Mackda Ghebremariam Tesfau, rispetto al tema dei nuovi linguaggi inclusivi, lei crede agli errori commessi in buona fede?

«Più che alla buona fede credo a qualcosa che sia motivato dalla mancanza di conoscenza. Ma è fondamentale che le persone siano umili e disposte ad accogliere il conflitto quando si presenta. Che cambino. Per fare un esempio: sono anni che la comunità di afrodiscendenti afferma che “di colore” è un termine in cui non si riconosce. Nero e nera sono le accezioni in cui si identifica».

Quali sono gli errori da non fare?

«Quando si parla con una persona, è importante capire come si descrive e come vuole essere chiamata. Nella storia delle minoranze, dei gruppi subalterni e delle soggettività dimenticate ed escluse, la maggior parte dei nomi che sono stati loro attribuiti non proviene dall’interno ma dall’esterno. Chiediamo innanzitutto loro come si chiamano, come vogliono rappresentare se stesse. Il ground zero è che nero con la “g” è inammissibile».

C’è stata una grossa bagarre tv a questo proposito. Cosa ne pensa?

«Ciò che hanno fatto Pio e Amedeo è stato interpretare il sentimento di chi si sente espropriato del diritto di poter dire tutto. C’è una forte resistenza alla trasformazione. Per questo in molte campagne parliamo di “razializzazione” per chiarire il fatto che le razze biologicamente non esistono, è il razzismo stesso che le produce».

In che fase si trova l’Italia?

«In Italia la resistenza nei confronti della parola razza è fortissima. Non è così in Inghilterra, in America… La motivazione è che nel nostro immaginario è legata al fascismo e alle leggi razziali e la questione è stata completamente occultata come se si trattasse di un problema esclusivamente legato al fascismo».

«Invece razzismo e colonialismo concernono la costruzione dell’Occidente, la destra e la sinistra senza soluzione di continuità. È facile dire che Luca Traini, autore dell’attentato di Macerata del 2018 nel quale vennero colpite sei persone immigrate di origine sub sahariana, è razzista perché si dichiara di estrema destra. È un modo per assolversi, per lavarsi la coscienza».

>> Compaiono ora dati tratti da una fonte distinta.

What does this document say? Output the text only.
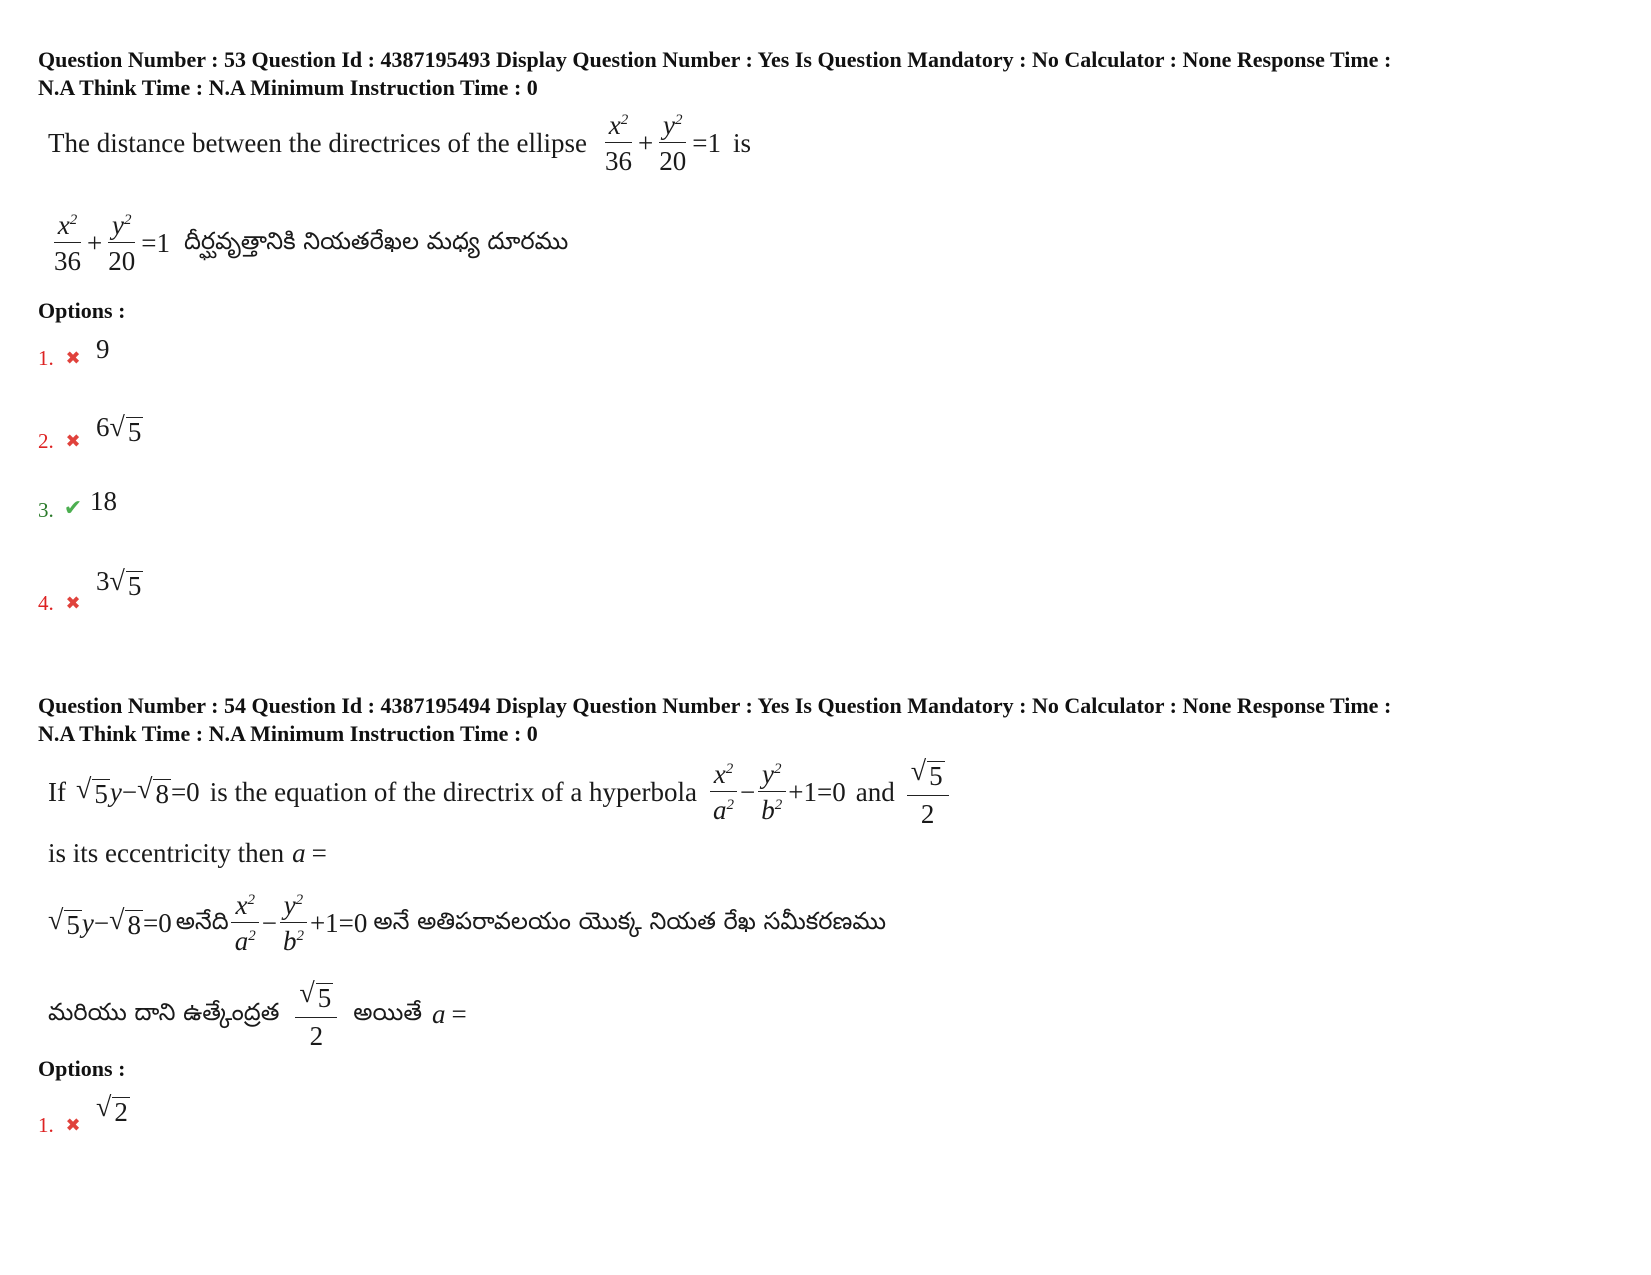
Question Number : 53 Question Id : 4387195493 Display Question Number : Yes Is Question Mandatory : No Calculator : None Response Time :
N.A Think Time : N.A Minimum Instruction Time : 0
The distance between the directrices of the ellipse $\frac{x^2}{36} + \frac{y^2}{20} =1$ is
$\frac{x^2}{36} + \frac{y^2}{20} =1$ దీర్ఘవృత్తానికి నియతరేఖల మధ్య దూరము
Options :
1. ✖ 9
2. ✖ 6 √ 5
3. ✔ 18
4. ✖
3 √ 5
Question Number : 54 Question Id : 4387195494 Display Question Number : Yes Is Question Mandatory : No Calculator : None Response Time :
N.A Think Time : N.A Minimum Instruction Time : 0
If √ 5 y − √ 8 =0 is the equation of the directrix of a hyperbola $\frac{x^2}{a^2} - \frac{y^2}{b^2} +1=0$ and $\frac{√ 5}{2}$
is its eccentricity then a =
√ 5 y − √ 8 =0 అనేది $\frac{x^2}{a^2} - \frac{y^2}{b^2} +1=0$ అనే అతిపరావలయం యొక్క నియత రేఖ సమీకరణము
మరియు దాని ఉత్కేంద్రత $\frac{√ 5}{2}$ అయితే a =
Options :
1. ✖
√ 2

Lei è un’attivista «intersezionale». Cosa significa e perché è importante questa presa di posizione?

«Marx diceva: “Sei nero perché sei schiavo e sei schiavo perché sei nero”. È un errore pensare che sia più importante la battaglia sul razzismo piuttosto che quella per i diritti delle donne e viceversa. Come è un errore non considerare la classe, come è un errore non pensare all’omotransfobia. I sistemi di potere sono complessi e si rafforzano a vicenda. “Non una di meno” ha assunto come parola d’ordine l’intersezionalità, le femministe nere, pur non nominandola nello specifico, sostengono il concetto almeno dall’800».